Looping Over Data Sets

Last updated on 2024-10-04 | Edit this page

Estimated time: 20 minutes

Overview

Questions

  • How can I process many data sets with a single command?

Objectives

  • Be able to read and write globbing expressions that match sets of files.
  • Use glob to create lists of files.
  • Write for loops to perform operations on files given their names in a list.

If you did not run the commands from episode 5 in this Colab session, you will need to load the library pandas and make your google drive accessible:

PYTHON

import pandas as pd
from google.colab import drive
drive.mount('/content/drive')
file_location = "drive/MyDrive/lc-python/"

You’ll need to grant Google all the permissions it requests to make your google drive accessible to Colab.

Uploading files to Google Drive allows the data persist over time when using Colab. To save time now, run wget to download files directly to the cloud:

BASH

!wget https://github.com/jlchang/cb-python-intro-lesson-template/raw/refs/heads/main/episodes/files/data.zip
!unzip data.zip

PYTHON

file_location = ""

Remember that next time you use Colab, you’ll need to get these files again unless you follow the Setup instructions to copy the files to Google Drive.

Use a for loop to process files given a list of their names.


If you recall from episode 06, the pd.read_csv() method takes a text string referencing a filename as an argument. If we have a list of strings that point to our filenames, we can loop through the list to read in each CSV file as a DataFrame. Let’s print out the maximum values from the ‘ytd’ (year to date) column for each DataFrame.

PYTHON

for filename in ['data/2011_circ.csv', 'data/2012_circ.csv']:
  data = pd.read_csv(file_location + filename)
  print(filename, data['ytd'].max())

OUTPUT

data/2011_circ.csv 966720
data/2012_circ.csv 937649

Use glob to find sets of files whose names match a pattern.


Fortunately, we don’t have to manually type in a list of all of our filenames. We can use a Python library called glob, to work with paths and files in a convenient way. In Unix, the term “globbing” means “matching a set of files with a pattern”. Glob gives us some nice pattern matching options:

  • * will “match zero or more characters”
  • ? will “match exactly one character”

The glob library contains a function also called glob to match file patterns. For example, glob.glob('*.txt') would match all files in the current directory with names that end with .txt.
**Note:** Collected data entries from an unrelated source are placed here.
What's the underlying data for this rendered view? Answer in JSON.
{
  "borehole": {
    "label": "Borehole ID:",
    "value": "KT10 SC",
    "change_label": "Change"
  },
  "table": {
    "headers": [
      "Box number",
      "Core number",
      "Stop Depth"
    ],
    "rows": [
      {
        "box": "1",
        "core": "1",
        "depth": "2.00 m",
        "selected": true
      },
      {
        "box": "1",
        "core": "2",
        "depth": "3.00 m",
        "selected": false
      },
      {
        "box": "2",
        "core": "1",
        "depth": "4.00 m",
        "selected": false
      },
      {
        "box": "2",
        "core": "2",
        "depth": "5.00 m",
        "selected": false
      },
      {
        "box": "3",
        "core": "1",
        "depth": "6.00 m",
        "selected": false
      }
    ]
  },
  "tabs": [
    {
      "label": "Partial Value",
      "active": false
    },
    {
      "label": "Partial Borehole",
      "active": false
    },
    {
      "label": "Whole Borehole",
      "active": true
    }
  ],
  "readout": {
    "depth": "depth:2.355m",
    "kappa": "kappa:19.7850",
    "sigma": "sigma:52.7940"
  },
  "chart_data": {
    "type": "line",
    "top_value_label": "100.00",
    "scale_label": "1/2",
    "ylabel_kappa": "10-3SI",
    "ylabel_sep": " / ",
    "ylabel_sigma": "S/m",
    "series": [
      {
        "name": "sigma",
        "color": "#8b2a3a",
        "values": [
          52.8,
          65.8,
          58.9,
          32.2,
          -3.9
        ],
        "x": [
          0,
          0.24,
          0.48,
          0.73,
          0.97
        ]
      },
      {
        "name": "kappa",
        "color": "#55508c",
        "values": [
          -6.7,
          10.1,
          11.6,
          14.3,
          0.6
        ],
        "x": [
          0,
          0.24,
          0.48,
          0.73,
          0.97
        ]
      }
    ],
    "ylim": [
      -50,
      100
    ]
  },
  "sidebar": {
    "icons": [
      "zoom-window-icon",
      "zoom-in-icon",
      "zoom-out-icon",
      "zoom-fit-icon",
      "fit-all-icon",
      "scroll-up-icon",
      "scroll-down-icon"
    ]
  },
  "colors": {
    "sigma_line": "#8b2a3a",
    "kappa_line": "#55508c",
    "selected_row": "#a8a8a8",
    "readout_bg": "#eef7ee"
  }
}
Let’s create a list of the usage data CSV files. Because the .glob() argument includes a filepath in single quotes, we’ll use double quotes around our f-string.

PYTHON

import glob
print(f"all csv files in data directory: {glob.glob(file_location + 'data/*.csv')}")

OUTPUT

all csv files in data directory: ['drive/MyDrive/lc-python/data/2017_circ.csv', 'drive/MyDrive/lc-python/data/2016_circ.csv', 'drive/MyDrive/lc-python/data/2011_circ.csv', 'drive/MyDrive/lc-python/data/2022_circ.csv', 'drive/MyDrive/lc-python/data/2018_circ.csv', 'drive/MyDrive/lc-python/data/2012_circ.csv', 'drive/MyDrive/lc-python/data/2019_circ.csv', 'drive/MyDrive/lc-python/data/2013_circ.csv', 'drive/MyDrive/lc-python/data/2020_circ.csv', 'drive/MyDrive/lc-python/data/2021_circ.csv', 'drive/MyDrive/lc-python/data/2015_circ.csv', 'drive/MyDrive/lc-python/data/2014_circ.csv']

Use glob and for to process batches of files.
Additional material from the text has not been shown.